To comprehensively select all TWAS and PWAS associations for comparative conditional analyses, we defined genomic regions by combining overlapping association signals. All significant association from TWAS / PWAS across the four traits were recursively merged into genomic regions if the gene region + / − 500 kb overlapped. The MHC region on chromosome 6 was considered as one region spanning from 25.5 to 34 Mb. The resulting 260 genomic regions corresponded to 398 region-trait combinations.

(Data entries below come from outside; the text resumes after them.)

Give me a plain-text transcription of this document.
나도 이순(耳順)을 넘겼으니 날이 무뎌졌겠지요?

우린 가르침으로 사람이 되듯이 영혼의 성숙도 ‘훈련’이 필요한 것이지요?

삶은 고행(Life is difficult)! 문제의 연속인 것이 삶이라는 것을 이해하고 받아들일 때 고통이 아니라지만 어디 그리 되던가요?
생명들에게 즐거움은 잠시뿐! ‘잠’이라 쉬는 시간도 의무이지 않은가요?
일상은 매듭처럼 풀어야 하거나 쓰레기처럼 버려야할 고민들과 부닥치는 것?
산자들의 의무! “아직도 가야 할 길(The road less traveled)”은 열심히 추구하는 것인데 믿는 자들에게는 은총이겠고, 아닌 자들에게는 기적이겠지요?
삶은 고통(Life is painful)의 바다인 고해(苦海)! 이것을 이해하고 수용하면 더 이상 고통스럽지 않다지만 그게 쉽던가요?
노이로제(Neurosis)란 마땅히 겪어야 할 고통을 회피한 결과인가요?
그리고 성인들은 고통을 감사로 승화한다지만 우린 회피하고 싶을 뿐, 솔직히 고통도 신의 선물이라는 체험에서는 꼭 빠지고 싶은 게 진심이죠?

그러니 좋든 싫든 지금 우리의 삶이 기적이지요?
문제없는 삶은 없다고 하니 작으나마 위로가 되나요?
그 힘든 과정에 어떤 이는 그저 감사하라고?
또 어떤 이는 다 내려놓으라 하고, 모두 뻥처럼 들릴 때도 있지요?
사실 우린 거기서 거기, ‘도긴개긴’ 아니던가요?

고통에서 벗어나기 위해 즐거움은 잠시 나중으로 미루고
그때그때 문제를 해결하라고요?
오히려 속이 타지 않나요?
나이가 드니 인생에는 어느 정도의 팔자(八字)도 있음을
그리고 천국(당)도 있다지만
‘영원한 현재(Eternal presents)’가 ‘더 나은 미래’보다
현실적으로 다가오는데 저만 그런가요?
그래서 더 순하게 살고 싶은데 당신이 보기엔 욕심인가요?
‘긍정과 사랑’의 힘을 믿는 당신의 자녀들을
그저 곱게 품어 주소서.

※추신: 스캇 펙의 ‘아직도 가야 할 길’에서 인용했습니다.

For each region-trait combination that was supported by at least one colocalization (PP > 0.8), we performed comparative conditional analyses to prioritize genes and tissues. All associations in the region that were supported by colocalization and the ones with the minimum TWAS / PWAS p-value per tissue were included in the conditional analyses. We imputed the respective transcripts and proteins for individuals from Phase-3 1000 Genome Project (1000Genome) to estimate the cis-regulated genetic Pearson’s correlation coefficients [51]. Similar to the methodological foundation of GCTA COJO-Cond using z-scores and the cis-regulated genetic correlation of the associations [47], we estimated the pairwise conditional associations as described earlier [11]. This allowed us to study whether one transcript / protein in a certain tissue explains the association signal of another.

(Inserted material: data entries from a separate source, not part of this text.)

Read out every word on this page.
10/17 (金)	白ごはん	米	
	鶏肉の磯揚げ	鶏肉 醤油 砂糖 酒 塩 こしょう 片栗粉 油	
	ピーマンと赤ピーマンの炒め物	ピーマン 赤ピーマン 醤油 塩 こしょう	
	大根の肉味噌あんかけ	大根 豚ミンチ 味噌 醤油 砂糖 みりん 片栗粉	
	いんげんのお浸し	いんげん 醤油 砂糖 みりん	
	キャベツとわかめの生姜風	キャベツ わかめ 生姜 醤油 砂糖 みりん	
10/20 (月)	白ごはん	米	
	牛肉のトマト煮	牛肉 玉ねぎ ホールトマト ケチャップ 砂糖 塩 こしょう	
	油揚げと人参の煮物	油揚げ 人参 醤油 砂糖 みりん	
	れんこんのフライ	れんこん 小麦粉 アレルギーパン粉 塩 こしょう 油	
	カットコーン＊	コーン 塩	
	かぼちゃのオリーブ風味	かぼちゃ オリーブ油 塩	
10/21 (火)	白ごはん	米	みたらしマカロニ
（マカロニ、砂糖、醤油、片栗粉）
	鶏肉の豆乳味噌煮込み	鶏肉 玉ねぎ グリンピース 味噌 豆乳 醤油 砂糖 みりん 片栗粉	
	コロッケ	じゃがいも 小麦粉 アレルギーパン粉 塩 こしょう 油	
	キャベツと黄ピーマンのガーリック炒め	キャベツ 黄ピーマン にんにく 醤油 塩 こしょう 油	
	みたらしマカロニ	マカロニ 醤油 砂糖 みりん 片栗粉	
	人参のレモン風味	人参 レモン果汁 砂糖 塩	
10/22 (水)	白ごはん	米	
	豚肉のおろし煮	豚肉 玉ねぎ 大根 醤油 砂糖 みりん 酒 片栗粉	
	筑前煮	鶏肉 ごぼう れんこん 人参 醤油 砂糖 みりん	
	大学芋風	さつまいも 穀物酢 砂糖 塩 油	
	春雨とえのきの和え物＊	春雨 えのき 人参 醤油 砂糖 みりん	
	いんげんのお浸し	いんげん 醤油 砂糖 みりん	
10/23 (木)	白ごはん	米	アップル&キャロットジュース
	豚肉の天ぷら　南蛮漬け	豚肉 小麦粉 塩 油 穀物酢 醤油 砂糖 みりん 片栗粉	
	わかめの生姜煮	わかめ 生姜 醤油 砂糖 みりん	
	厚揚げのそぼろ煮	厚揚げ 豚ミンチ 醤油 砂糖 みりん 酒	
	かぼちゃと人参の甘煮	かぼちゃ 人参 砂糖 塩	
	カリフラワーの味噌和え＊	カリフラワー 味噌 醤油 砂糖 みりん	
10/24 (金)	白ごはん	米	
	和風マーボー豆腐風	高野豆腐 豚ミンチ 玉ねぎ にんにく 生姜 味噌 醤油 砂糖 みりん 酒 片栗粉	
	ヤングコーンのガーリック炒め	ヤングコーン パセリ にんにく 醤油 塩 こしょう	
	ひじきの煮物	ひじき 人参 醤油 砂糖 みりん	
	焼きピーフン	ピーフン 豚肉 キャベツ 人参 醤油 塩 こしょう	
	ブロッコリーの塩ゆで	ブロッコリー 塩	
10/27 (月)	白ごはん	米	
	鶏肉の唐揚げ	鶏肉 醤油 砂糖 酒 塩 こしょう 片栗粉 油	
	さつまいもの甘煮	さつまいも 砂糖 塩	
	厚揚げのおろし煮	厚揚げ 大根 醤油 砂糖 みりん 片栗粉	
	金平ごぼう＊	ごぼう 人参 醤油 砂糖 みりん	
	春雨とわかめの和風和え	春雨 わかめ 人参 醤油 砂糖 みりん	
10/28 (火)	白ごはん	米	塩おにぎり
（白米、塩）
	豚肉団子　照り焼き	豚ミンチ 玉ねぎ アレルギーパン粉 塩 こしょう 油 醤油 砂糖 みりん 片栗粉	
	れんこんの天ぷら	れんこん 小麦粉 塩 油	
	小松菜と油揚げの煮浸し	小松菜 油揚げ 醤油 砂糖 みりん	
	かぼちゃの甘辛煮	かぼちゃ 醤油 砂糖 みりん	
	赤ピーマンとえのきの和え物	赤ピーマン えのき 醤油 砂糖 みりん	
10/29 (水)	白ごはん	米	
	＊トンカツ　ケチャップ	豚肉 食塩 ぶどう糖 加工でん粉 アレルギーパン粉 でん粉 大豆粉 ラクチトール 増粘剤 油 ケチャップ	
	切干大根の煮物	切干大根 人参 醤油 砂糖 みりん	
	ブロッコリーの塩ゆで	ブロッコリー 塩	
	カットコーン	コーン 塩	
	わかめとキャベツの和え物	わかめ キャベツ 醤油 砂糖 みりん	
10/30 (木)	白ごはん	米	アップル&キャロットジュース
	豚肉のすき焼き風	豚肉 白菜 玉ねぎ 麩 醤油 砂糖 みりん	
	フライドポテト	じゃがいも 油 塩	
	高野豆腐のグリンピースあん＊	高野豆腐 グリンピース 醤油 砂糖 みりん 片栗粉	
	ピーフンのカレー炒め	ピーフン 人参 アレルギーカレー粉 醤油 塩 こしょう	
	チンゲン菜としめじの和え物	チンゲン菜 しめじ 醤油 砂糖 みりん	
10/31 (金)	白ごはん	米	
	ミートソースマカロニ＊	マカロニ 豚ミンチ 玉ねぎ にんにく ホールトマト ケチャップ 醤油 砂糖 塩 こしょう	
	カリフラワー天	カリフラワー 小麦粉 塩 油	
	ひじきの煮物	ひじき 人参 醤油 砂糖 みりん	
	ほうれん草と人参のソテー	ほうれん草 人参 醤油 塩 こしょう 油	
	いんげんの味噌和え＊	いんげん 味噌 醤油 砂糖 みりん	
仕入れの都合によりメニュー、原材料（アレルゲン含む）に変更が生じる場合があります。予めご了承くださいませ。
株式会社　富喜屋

CKD progression associations of INHBB and INHBC in the AASK study

The AASK study was a trial of African Americans aged 18–70 years with hypertensive chronic kidney disease (mGFR 20–65 ml/min per 1.73 m2) [52]. All 705 participants with available proteomic profiling at baseline in the trial phase were included in our analysis. Protein levels were log2-transformed. All patients were treated with antihypertension medication and had no diabetes at baseline. Cox proportional hazards models were used to relate each protein to risk of CKD progression, defined as time to ESKD or doubling of serum creatinine. Analyses were initially adjusted for age, sex, systolic blood pressure, history of cardiovascular disease, smoking (current/past/never), and HDL levels; subsequent models had additional adjustment for mGFR. Statistical significance was determined using a Bonferroni correction (P-value < 0.05/2).

Single-nucleus RNA sequencing

Single-nucleus RNA sequencing data for SHY3L1 and ACP1 was extracted through the NephGen scExplorer (https://nephgen.imbi.uni-freiburg.de) from the Kidney Precision Medicine Project – Kidney Tissue Atlas (https://atlas.kpmp.org/) [53]. Cells from patients with acute kidney injury were removed and sub cell types were combined by cell count weighted averages. We have complied with all ethical regulations related to this study. Human samples collected as part of the Kidney Precision Medicine Project (KPMP) consortium were approved as exempted by the University of Washington Institutional Review Board, and informed consent was obtained for the use of data and samples [53].

Druggability of targets

Known drugs and tractability data were annotated based on the Open Targets Platform (accessed 3/17/22; Additional file 1: Tab. S6) [26]. Approval status was indicated as true if any approved drug exists for a given gene.